Termotivasi oleh pencapaian tersebut, Alva kini bertekad menyelesaikan proyek film animasi pendeknya sendiri. Ia menargetkan film itu rampung pada tahun depan.
Tidak hanya itu, Alva juga menitipkan harapan besar kepada pemerintah. Ia berharap, para pelaku industri kreatif di daerah, khususnya di bidang animasi, bisa mendapatkan lebih banyak dukungan.
"Saya berharap pemerintah lebih mensupport orang-orang yang bekerja di industri kreatif, supaya kami bisa lebih dihargai dan terasa keberadaannya," tukas Alva penuh semangat.
4. Film jadi cara ampuh promosikan Lampung

Kepala Dinas Pariwisata dan Ekonomi Kreatif (Disparekraf) Lampung, Bobby Irawan, optimistis industri film bisa menjadi jembatan ampuh untuk memperkenalkan keindahan destinasi wisata, kekayaan budaya, hingga kuliner khas Lampung. “Film merupakan media yang sangat efektif untuk memperkenalkan Lampung ke masyarakat luas,” ujarnya, Sabtu (26/4/2025).

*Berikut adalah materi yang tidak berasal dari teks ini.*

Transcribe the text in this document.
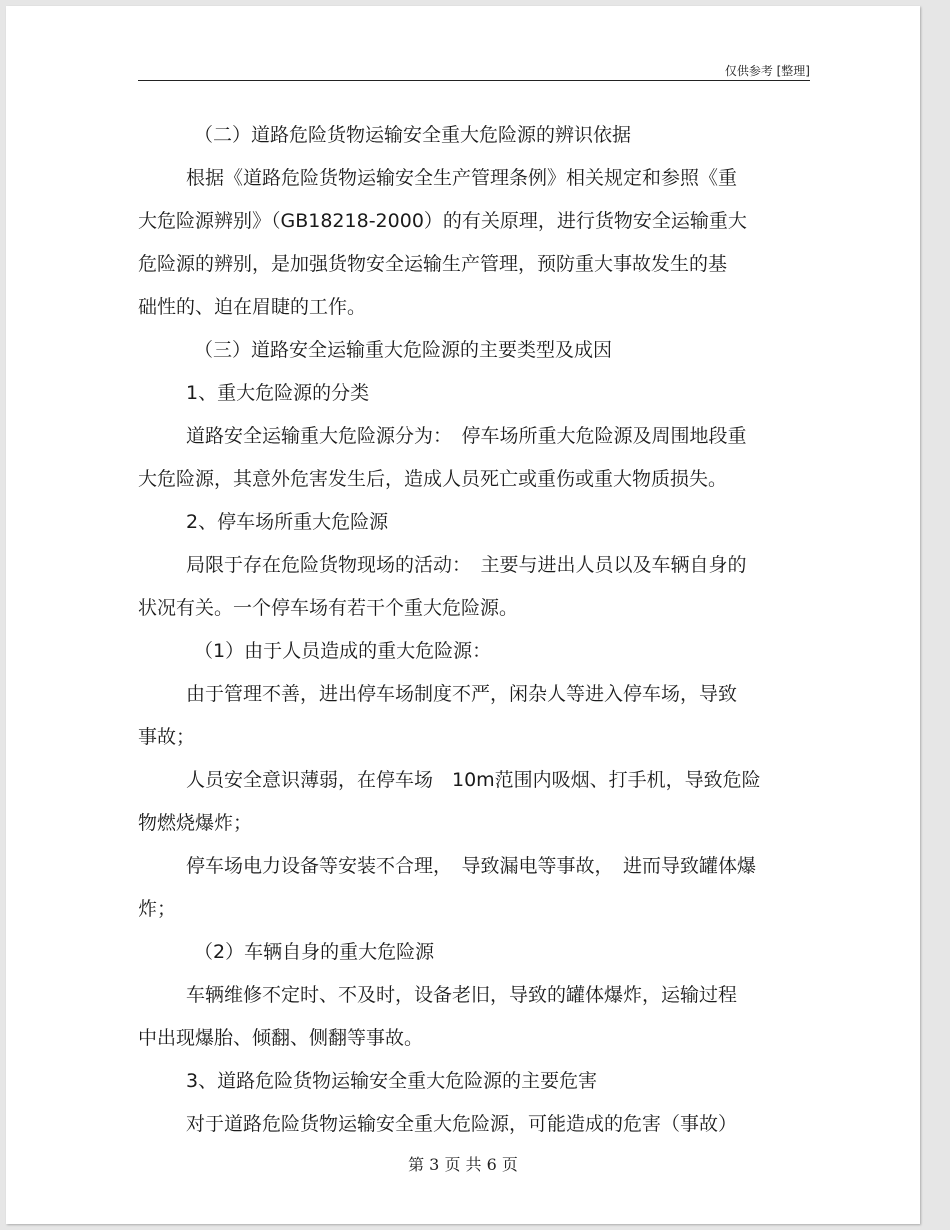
仅供参考 [整理]
（二）道路危险货物运输安全重大危险源的辨识依据
根据《道路危险货物运输安全生产管理条例》相关规定和参照《重
大危险源辨别》（GB18218-2000）的有关原理，进行货物安全运输重大
危险源的辨别，是加强货物安全运输生产管理，预防重大事故发生的基
础性的、迫在眉睫的工作。
（三）道路安全运输重大危险源的主要类型及成因
1、重大危险源的分类
道路安全运输重大危险源分为：　停车场所重大危险源及周围地段重
大危险源，其意外危害发生后，造成人员死亡或重伤或重大物质损失。
2、停车场所重大危险源
局限于存在危险货物现场的活动：　主要与进出人员以及车辆自身的
状况有关。一个停车场有若干个重大危险源。
（1）由于人员造成的重大危险源：
由于管理不善，进出停车场制度不严，闲杂人等进入停车场，导致
事故；
人员安全意识薄弱，在停车场　10m范围内吸烟、打手机，导致危险
物燃烧爆炸；
停车场电力设备等安装不合理，　导致漏电等事故，　进而导致罐体爆
炸；
（2）车辆自身的重大危险源
车辆维修不定时、不及时，设备老旧，导致的罐体爆炸，运输过程
中出现爆胎、倾翻、侧翻等事故。
3、道路危险货物运输安全重大危险源的主要危害
对于道路危险货物运输安全重大危险源，可能造成的危害（事故）
第 3 页 共 6 页
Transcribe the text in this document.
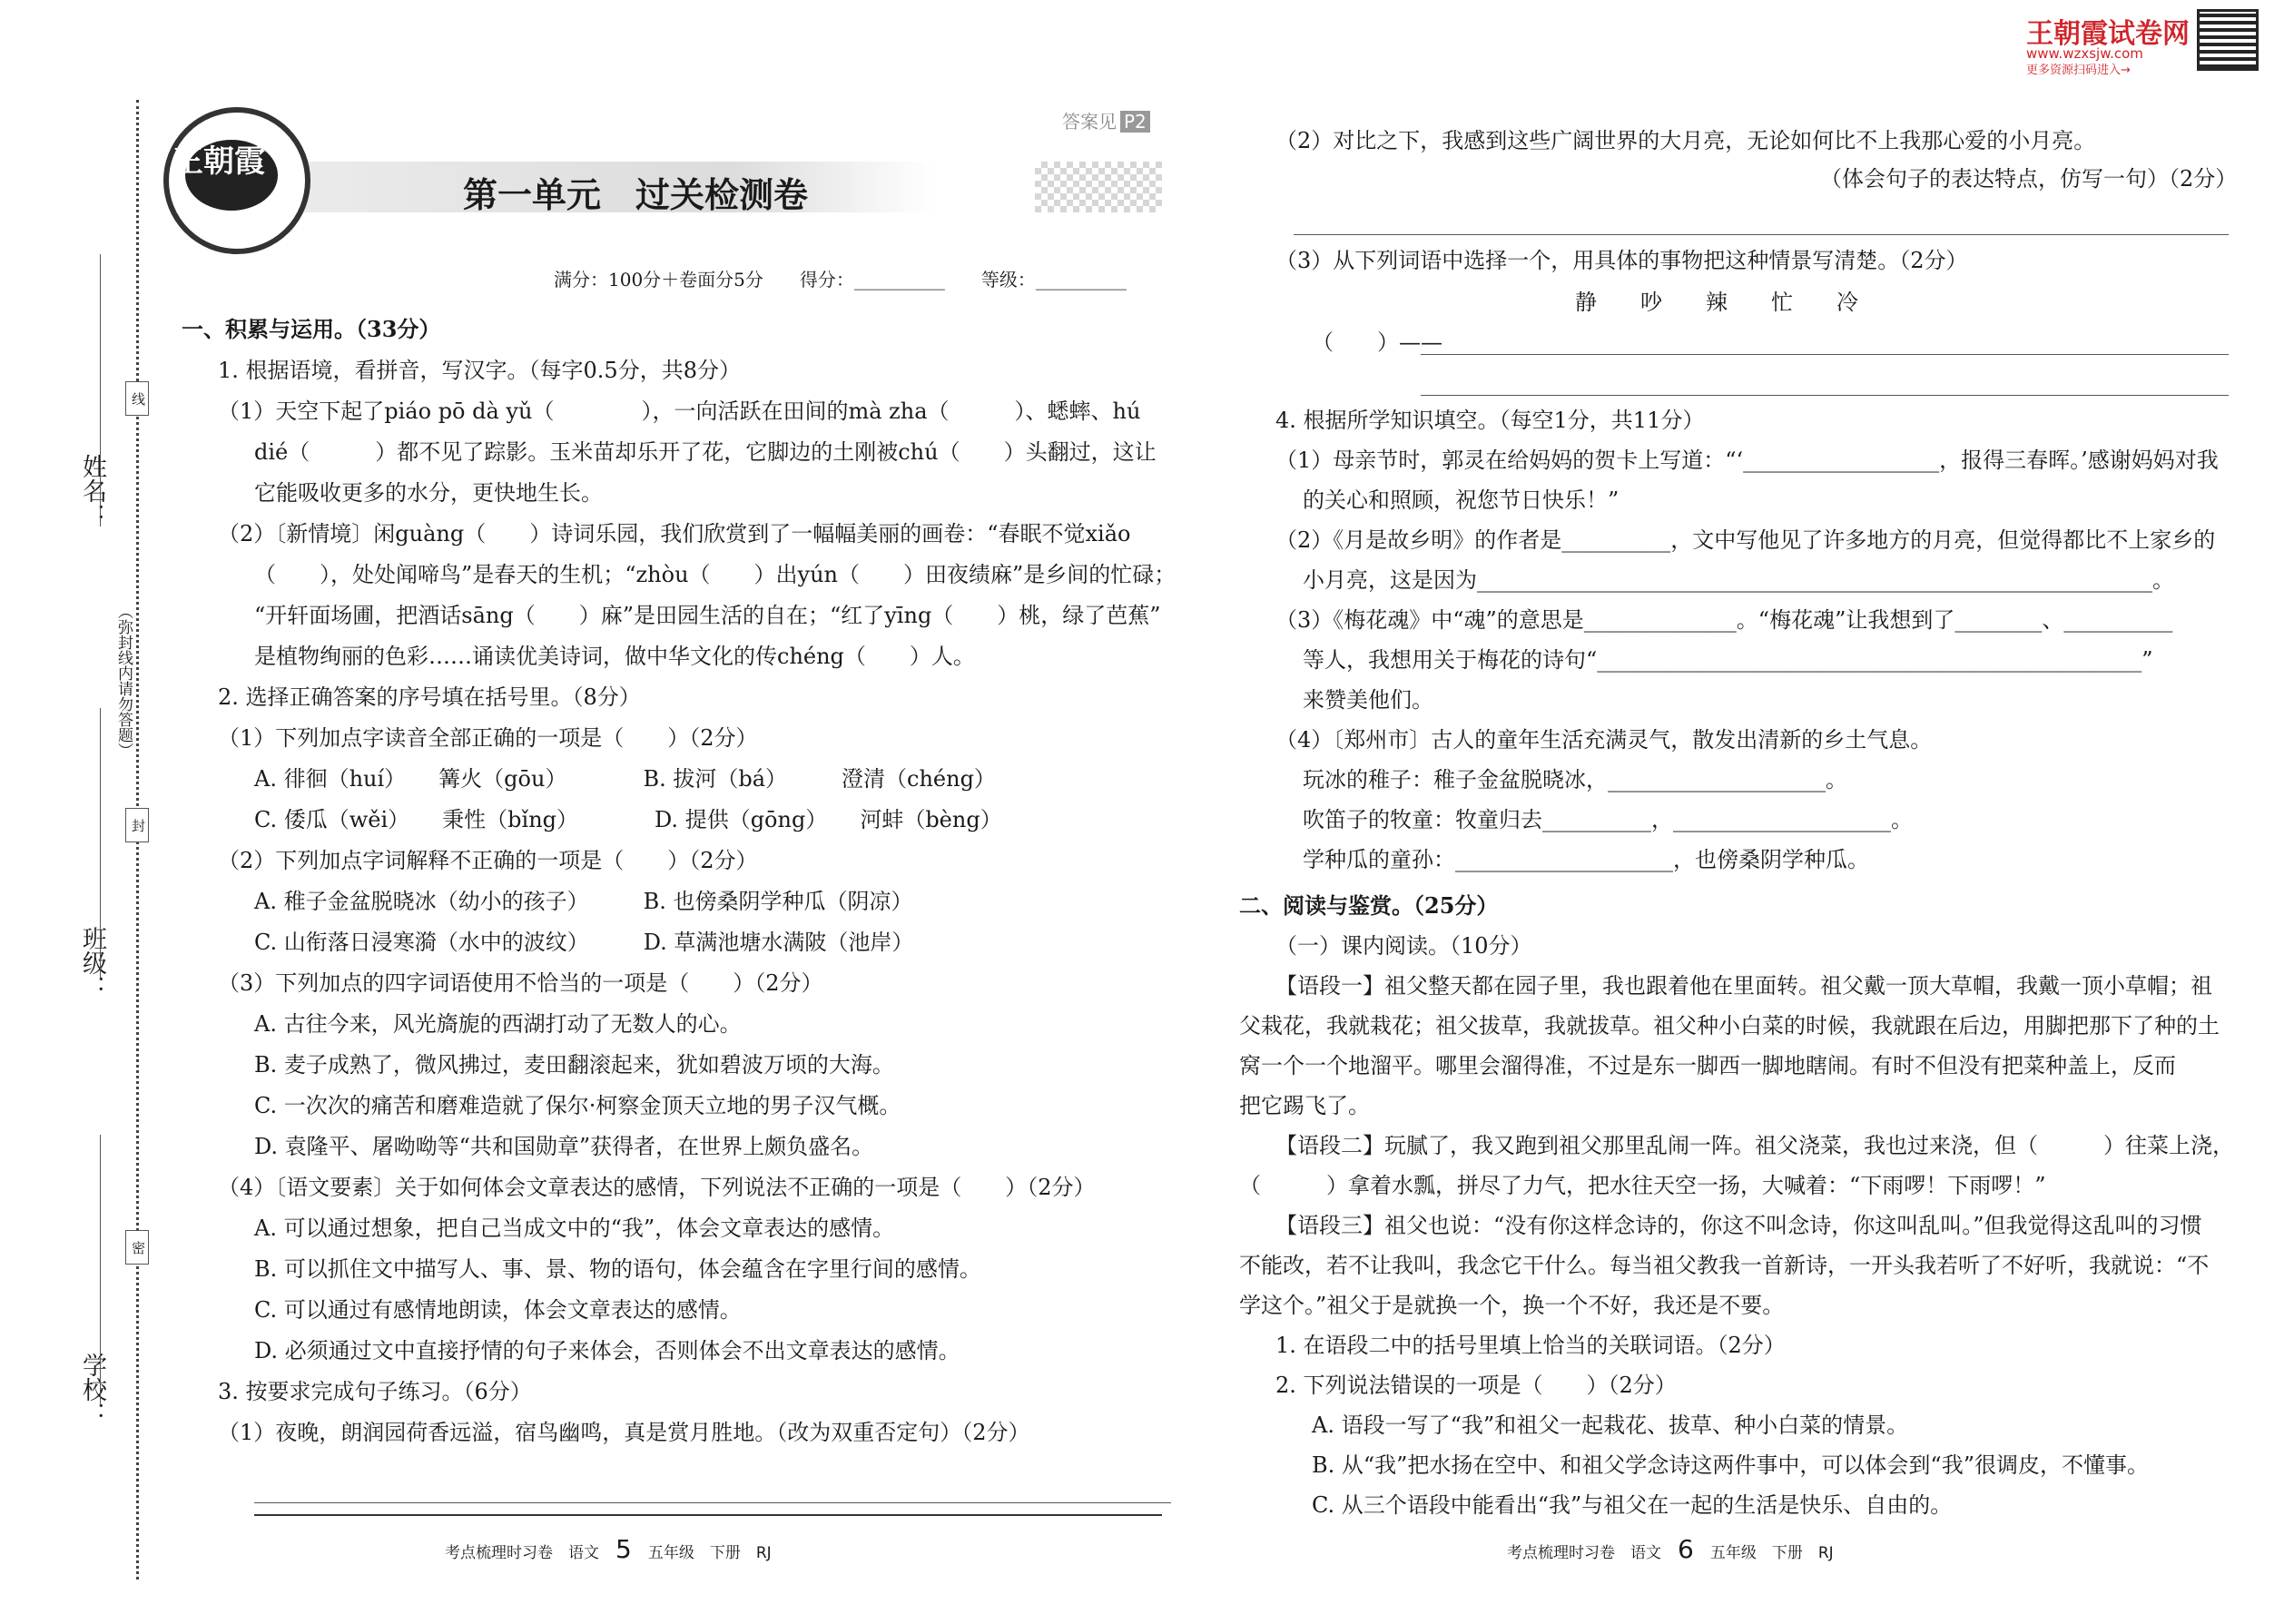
王朝霞试卷网
www.wzxsjw.com
更多资源扫码进入→
姓名：
班级：
学校：
（弥封线内请勿答题）
线
封
密
王朝霞
第一单元　过关检测卷
答案见 P2
满分：100分＋卷面分5分　　得分：__________　　等级：__________
一、积累与运用。（33分）
1. 根据语境，看拼音，写汉字。（每字0.5分，共8分）
（1）天空下起了piáo pō dà yǔ（　　　　），一向活跃在田间的mà zha（　　　）、蟋蟀、hú
dié（　　　）都不见了踪影。玉米苗却乐开了花，它脚边的土刚被chú（　　）头翻过，这让
它能吸收更多的水分，更快地生长。
（2）〔新情境〕闲guàng（　　）诗词乐园，我们欣赏到了一幅幅美丽的画卷：“春眠不觉xiǎo
（　　），处处闻啼鸟”是春天的生机；“zhòu（　　）出yún（　　）田夜绩麻”是乡间的忙碌；
“开轩面场圃，把酒话sāng（　　）麻”是田园生活的自在；“红了yīng（　　）桃，绿了芭蕉”
是植物绚丽的色彩……诵读优美诗词，做中华文化的传chéng（　　）人。
2. 选择正确答案的序号填在括号里。（8分）
（1）下列加点字读音全部正确的一项是（　　）（2分）
A. 徘徊（huí）　　篝火（gōu）　　　　B. 拔河（bá）　　　澄清（chéng）
C. 倭瓜（wěi）　　秉性（bǐng）　　　　D. 提供（gōng）　　河蚌（bèng）
（2）下列加点字词解释不正确的一项是（　　）（2分）
A. 稚子金盆脱晓冰（幼小的孩子）　　　B. 也傍桑阴学种瓜（阴凉）
C. 山衔落日浸寒漪（水中的波纹）　　　D. 草满池塘水满陂（池岸）
（3）下列加点的四字词语使用不恰当的一项是（　　）（2分）
A. 古往今来，风光旖旎的西湖打动了无数人的心。
B. 麦子成熟了，微风拂过，麦田翻滚起来，犹如碧波万顷的大海。
C. 一次次的痛苦和磨难造就了保尔·柯察金顶天立地的男子汉气概。
D. 袁隆平、屠呦呦等“共和国勋章”获得者，在世界上颇负盛名。
（4）〔语文要素〕关于如何体会文章表达的感情，下列说法不正确的一项是（　　）（2分）
A. 可以通过想象，把自己当成文中的“我”，体会文章表达的感情。
B. 可以抓住文中描写人、事、景、物的语句，体会蕴含在字里行间的感情。
C. 可以通过有感情地朗读，体会文章表达的感情。
D. 必须通过文中直接抒情的句子来体会，否则体会不出文章表达的感情。
3. 按要求完成句子练习。（6分）
（1）夜晚，朗润园荷香远溢，宿鸟幽鸣，真是赏月胜地。（改为双重否定句）（2分）
（2）对比之下，我感到这些广阔世界的大月亮，无论如何比不上我那心爱的小月亮。
（体会句子的表达特点，仿写一句）（2分）
（3）从下列词语中选择一个，用具体的事物把这种情景写清楚。（2分）
静　　吵　　辣　　忙　　冷
（　　）——
4. 根据所学知识填空。（每空1分，共11分）
（1）母亲节时，郭灵在给妈妈的贺卡上写道：“‘__________________，报得三春晖。’感谢妈妈对我
的关心和照顾，祝您节日快乐！”
（2）《月是故乡明》的作者是__________，文中写他见了许多地方的月亮，但觉得都比不上家乡的
小月亮，这是因为______________________________________________________________。
（3）《梅花魂》中“魂”的意思是______________。“梅花魂”让我想到了________、__________
等人，我想用关于梅花的诗句“__________________________________________________”
来赞美他们。
（4）〔郑州市〕古人的童年生活充满灵气，散发出清新的乡土气息。
玩冰的稚子：稚子金盆脱晓冰，____________________。
吹笛子的牧童：牧童归去__________，____________________。
学种瓜的童孙：____________________，也傍桑阴学种瓜。
二、阅读与鉴赏。（25分）
（一）课内阅读。（10分）
【语段一】祖父整天都在园子里，我也跟着他在里面转。祖父戴一顶大草帽，我戴一顶小草帽；祖
父栽花，我就栽花；祖父拔草，我就拔草。祖父种小白菜的时候，我就跟在后边，用脚把那下了种的土
窝一个一个地溜平。哪里会溜得准，不过是东一脚西一脚地瞎闹。有时不但没有把菜种盖上，反而
把它踢飞了。
【语段二】玩腻了，我又跑到祖父那里乱闹一阵。祖父浇菜，我也过来浇，但（　　　）往菜上浇，
（　　　）拿着水瓢，拼尽了力气，把水往天空一扬，大喊着：“下雨啰！下雨啰！”
【语段三】祖父也说：“没有你这样念诗的，你这不叫念诗，你这叫乱叫。”但我觉得这乱叫的习惯
不能改，若不让我叫，我念它干什么。每当祖父教我一首新诗，一开头我若听了不好听，我就说：“不
学这个。”祖父于是就换一个，换一个不好，我还是不要。
1. 在语段二中的括号里填上恰当的关联词语。（2分）
2. 下列说法错误的一项是（　　）（2分）
A. 语段一写了“我”和祖父一起栽花、拔草、种小白菜的情景。
B. 从“我”把水扬在空中、和祖父学念诗这两件事中，可以体会到“我”很调皮，不懂事。
C. 从三个语段中能看出“我”与祖父在一起的生活是快乐、自由的。
考点梳理时习卷　语文 5 五年级　下册　RJ	考点梳理时习卷　语文 6 五年级　下册　RJ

Ia mencontohkan, pada tahun 2017, Pemerintah Provinsi Lampung pernah bekerja sama dengan rumah produksi untuk membuat film layar lebar yang menyoroti pesona pariwisata daerah. Kolaborasi seperti itu dinilai mampu memperluas jangkauan promosi secara kreatif.
“Di akhir tahun lalu, ada beberapa pegiat film yang datang meminta dukungan dari kami. Namun sejauh ini belum ada yang mengajukan kolaborasi untuk produksi film animasi,” tambah Bobby.
5. Pemerintah siap dukung pegiat film Lampung, kecuali anggaran

Bobby mengatakan, telah bekerja sama dengan mahasiswa di Lampung untuk memproduksi film animasi sebagai media promosi pariwisata. Menurutnya, pemerintah siap mendukung para pegiat film yang ingin mengangkat potensi wisata dan budaya Lampung lewat karya animasi.
“Tantangannya adalah bagaimana kita bisa mendorong mereka agar tertarik membuat film animasi. Karena tentu saja, mereka juga mempertimbangkan aspek bisnis dan ekonomi. Kami tidak hanya mendukung, tapi juga aktif mendorong agar kreativitas ini tumbuh,” ujarnya.
Bobby menegaskan, bentuk dukungan dari pemerintah bisa beragam, namun tidak termasuk anggaran. Hal ini karena penggunaan anggaran pemerintah harus mengikuti aturan dan perencanaan yang ketat.
“Gak bisa serta-merta dibantu dengan anggaran. Anggaran pemerintah direncanakan dari tahun sebelumnya, jadi kita harus lihat dulu kepentingan dan prioritasnya,” jelasnya.
Meski begitu, Disparekraf tetap membuka ruang diskusi dan siap membantu dari sisi lain. Salah satunya dengan memberikan rekomendasi agar para pegiat film bisa lebih mudah menjalin kerja sama dengan mitra atau pengusaha yang dapat mendukung pendanaan produksi.